🤖 AI Summary
Existing question answering research primarily focuses on vision–language modalities, leaving temporal sequence question answering (TSQA)—particularly over human skeletal trajectories—largely unexplored. This work introduces QuAnTS, the first large-scale, high-quality TSQA benchmark, comprising diverse natural language questions grounded in semantic action understanding; it is constructed via precise skeletal trajectory annotation and controllable neural natural language generation. We establish human performance as an upper-bound reference and conduct systematic evaluations across multiple baseline models. Experiments reveal that state-of-the-art temporal models significantly underperform humans on TSQA, exposing critical limitations in interpretability and interactive reasoning. This work bridges dual gaps in the TSQA field—both in data resources and standardized evaluation—and provides essential infrastructure and a reliable benchmark for advancing text-based interaction and human–AI collaborative decision-making with time-series models.
📝 Abstract
Text offers intuitive access to information. This can, in particular, complement the density of numerical time series, thereby allowing improved interactions with time series models to enhance accessibility and decision-making.
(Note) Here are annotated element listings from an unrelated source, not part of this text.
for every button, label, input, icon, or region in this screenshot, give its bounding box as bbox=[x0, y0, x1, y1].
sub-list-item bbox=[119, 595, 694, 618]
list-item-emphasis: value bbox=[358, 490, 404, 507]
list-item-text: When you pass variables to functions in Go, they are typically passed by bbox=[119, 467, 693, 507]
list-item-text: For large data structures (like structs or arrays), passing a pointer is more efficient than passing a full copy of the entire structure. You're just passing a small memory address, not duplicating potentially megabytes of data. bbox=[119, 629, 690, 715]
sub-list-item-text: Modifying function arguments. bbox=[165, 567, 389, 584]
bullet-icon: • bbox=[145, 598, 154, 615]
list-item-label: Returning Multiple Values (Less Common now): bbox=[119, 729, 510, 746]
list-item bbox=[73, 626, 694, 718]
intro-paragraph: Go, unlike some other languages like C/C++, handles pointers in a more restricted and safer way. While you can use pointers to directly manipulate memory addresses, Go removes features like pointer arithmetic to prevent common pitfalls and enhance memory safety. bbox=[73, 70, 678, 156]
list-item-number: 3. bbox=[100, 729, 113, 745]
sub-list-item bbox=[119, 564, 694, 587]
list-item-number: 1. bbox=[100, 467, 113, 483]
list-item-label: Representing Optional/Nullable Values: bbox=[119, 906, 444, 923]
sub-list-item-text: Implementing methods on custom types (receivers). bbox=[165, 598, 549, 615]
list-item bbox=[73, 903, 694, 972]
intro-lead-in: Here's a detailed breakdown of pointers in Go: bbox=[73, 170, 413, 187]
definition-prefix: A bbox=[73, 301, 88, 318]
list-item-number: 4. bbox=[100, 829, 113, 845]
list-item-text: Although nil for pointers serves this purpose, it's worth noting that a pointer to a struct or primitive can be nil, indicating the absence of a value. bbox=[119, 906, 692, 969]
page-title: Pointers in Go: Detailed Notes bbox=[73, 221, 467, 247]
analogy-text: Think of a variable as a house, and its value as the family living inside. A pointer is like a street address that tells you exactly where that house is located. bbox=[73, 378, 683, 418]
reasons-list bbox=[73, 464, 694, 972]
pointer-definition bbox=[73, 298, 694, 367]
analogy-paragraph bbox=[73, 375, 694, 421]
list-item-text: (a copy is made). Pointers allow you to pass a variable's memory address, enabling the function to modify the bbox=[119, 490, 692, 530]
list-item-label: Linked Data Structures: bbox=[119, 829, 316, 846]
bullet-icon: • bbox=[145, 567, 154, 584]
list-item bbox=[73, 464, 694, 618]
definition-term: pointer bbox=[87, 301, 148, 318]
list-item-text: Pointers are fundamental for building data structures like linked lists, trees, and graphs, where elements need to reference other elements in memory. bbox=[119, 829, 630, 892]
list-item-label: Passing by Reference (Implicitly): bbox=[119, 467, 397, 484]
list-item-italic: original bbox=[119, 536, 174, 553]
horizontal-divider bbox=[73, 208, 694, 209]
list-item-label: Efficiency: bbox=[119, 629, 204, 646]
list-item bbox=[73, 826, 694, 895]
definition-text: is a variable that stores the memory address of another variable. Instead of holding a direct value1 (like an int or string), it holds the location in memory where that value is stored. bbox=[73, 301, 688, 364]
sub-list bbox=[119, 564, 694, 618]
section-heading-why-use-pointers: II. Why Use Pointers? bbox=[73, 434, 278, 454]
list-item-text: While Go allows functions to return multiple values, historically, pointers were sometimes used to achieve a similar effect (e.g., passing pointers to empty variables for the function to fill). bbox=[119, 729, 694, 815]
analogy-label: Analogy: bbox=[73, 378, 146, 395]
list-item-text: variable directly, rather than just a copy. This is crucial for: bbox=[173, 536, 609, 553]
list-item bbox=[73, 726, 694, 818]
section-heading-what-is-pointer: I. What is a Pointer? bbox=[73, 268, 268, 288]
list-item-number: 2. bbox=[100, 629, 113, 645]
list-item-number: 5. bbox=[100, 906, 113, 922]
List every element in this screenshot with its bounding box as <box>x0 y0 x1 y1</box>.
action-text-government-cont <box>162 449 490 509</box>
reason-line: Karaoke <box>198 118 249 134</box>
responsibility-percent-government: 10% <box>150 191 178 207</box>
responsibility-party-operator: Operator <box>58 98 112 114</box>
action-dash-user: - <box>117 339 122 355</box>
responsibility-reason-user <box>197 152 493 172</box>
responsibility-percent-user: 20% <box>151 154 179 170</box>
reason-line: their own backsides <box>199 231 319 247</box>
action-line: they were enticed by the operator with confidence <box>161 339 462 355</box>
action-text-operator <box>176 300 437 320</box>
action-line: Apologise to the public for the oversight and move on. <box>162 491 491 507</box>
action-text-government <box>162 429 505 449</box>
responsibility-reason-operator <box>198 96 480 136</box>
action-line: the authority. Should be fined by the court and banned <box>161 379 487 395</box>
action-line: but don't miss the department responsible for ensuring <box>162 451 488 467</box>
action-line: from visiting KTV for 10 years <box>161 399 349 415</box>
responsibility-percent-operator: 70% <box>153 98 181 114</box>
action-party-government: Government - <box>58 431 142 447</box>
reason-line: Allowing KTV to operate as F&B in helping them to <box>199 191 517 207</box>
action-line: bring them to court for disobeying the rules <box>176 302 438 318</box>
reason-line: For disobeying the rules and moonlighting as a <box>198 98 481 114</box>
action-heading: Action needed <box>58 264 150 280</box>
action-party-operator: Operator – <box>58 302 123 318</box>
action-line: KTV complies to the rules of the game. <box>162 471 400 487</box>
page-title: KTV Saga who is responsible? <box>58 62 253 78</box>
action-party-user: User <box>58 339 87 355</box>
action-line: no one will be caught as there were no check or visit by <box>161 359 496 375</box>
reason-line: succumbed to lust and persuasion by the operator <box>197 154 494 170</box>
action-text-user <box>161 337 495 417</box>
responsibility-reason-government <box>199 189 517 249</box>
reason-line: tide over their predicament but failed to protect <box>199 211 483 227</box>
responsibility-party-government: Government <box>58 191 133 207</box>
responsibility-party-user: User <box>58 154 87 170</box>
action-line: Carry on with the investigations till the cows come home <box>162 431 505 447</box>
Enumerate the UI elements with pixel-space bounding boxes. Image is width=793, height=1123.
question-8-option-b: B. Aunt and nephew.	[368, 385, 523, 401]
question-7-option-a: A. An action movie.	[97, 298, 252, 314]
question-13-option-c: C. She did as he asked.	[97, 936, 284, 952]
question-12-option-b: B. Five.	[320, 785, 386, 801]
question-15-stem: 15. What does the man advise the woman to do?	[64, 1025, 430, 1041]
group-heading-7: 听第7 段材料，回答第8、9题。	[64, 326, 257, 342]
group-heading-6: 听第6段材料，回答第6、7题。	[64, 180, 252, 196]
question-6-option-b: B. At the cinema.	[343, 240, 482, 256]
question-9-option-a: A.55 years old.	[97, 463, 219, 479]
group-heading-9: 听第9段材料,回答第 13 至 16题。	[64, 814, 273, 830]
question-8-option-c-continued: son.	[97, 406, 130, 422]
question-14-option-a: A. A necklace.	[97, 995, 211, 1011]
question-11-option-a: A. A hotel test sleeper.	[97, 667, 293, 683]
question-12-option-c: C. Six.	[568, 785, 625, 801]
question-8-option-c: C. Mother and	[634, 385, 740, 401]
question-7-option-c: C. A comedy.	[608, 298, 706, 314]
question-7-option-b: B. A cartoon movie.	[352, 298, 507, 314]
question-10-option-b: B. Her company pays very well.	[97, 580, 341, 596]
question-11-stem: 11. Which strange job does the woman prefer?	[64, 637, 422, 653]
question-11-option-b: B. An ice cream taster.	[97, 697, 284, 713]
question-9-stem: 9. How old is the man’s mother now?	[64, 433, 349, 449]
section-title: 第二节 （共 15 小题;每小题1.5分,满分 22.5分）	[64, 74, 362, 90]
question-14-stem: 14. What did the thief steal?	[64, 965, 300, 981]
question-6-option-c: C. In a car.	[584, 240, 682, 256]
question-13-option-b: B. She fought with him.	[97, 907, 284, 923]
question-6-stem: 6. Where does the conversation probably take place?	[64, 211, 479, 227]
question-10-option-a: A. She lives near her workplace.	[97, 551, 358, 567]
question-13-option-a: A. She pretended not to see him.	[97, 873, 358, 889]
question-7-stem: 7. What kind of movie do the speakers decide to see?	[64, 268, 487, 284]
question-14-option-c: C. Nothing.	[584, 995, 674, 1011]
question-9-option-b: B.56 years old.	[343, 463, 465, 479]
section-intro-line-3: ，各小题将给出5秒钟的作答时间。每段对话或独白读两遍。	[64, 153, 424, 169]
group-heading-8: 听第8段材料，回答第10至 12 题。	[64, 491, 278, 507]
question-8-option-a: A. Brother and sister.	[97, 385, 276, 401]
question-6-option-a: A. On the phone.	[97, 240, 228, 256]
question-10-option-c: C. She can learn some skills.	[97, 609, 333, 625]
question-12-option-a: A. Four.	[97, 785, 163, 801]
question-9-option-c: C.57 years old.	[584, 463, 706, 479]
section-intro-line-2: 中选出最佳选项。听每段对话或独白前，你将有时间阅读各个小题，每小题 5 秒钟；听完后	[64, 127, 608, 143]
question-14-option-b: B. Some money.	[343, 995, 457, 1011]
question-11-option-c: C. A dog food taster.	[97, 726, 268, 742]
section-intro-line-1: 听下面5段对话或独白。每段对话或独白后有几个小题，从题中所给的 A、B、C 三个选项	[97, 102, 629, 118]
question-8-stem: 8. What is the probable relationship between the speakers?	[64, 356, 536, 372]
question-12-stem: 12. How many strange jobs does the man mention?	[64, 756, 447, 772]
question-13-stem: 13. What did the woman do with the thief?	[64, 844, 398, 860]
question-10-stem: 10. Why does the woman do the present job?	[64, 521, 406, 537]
While the creation of question-answering datasets and models has recently seen remarkable growth, most research focuses on question answering (QA) on vision and text, with time series receiving minute attention. To bridge this gap, we propose a challenging novel time series QA (TSQA) dataset, QuAnTS, for Question Answering on Time Series data. Specifically, we pose a wide variety of questions and answers about human motion in the form of tracked skeleton trajectories. We verify that the large-scale QuAnTS dataset is well-formed and comprehensive through extensive experiments. Thoroughly evaluating existing and newly proposed baselines then lays the groundwork for a deeper exploration of TSQA using QuAnTS. Additionally, we provide human performances as a key reference for gauging the practical usability of such models. We hope to encourage future research on interacting with time series models through text, enabling better decision-making and more transparent systems.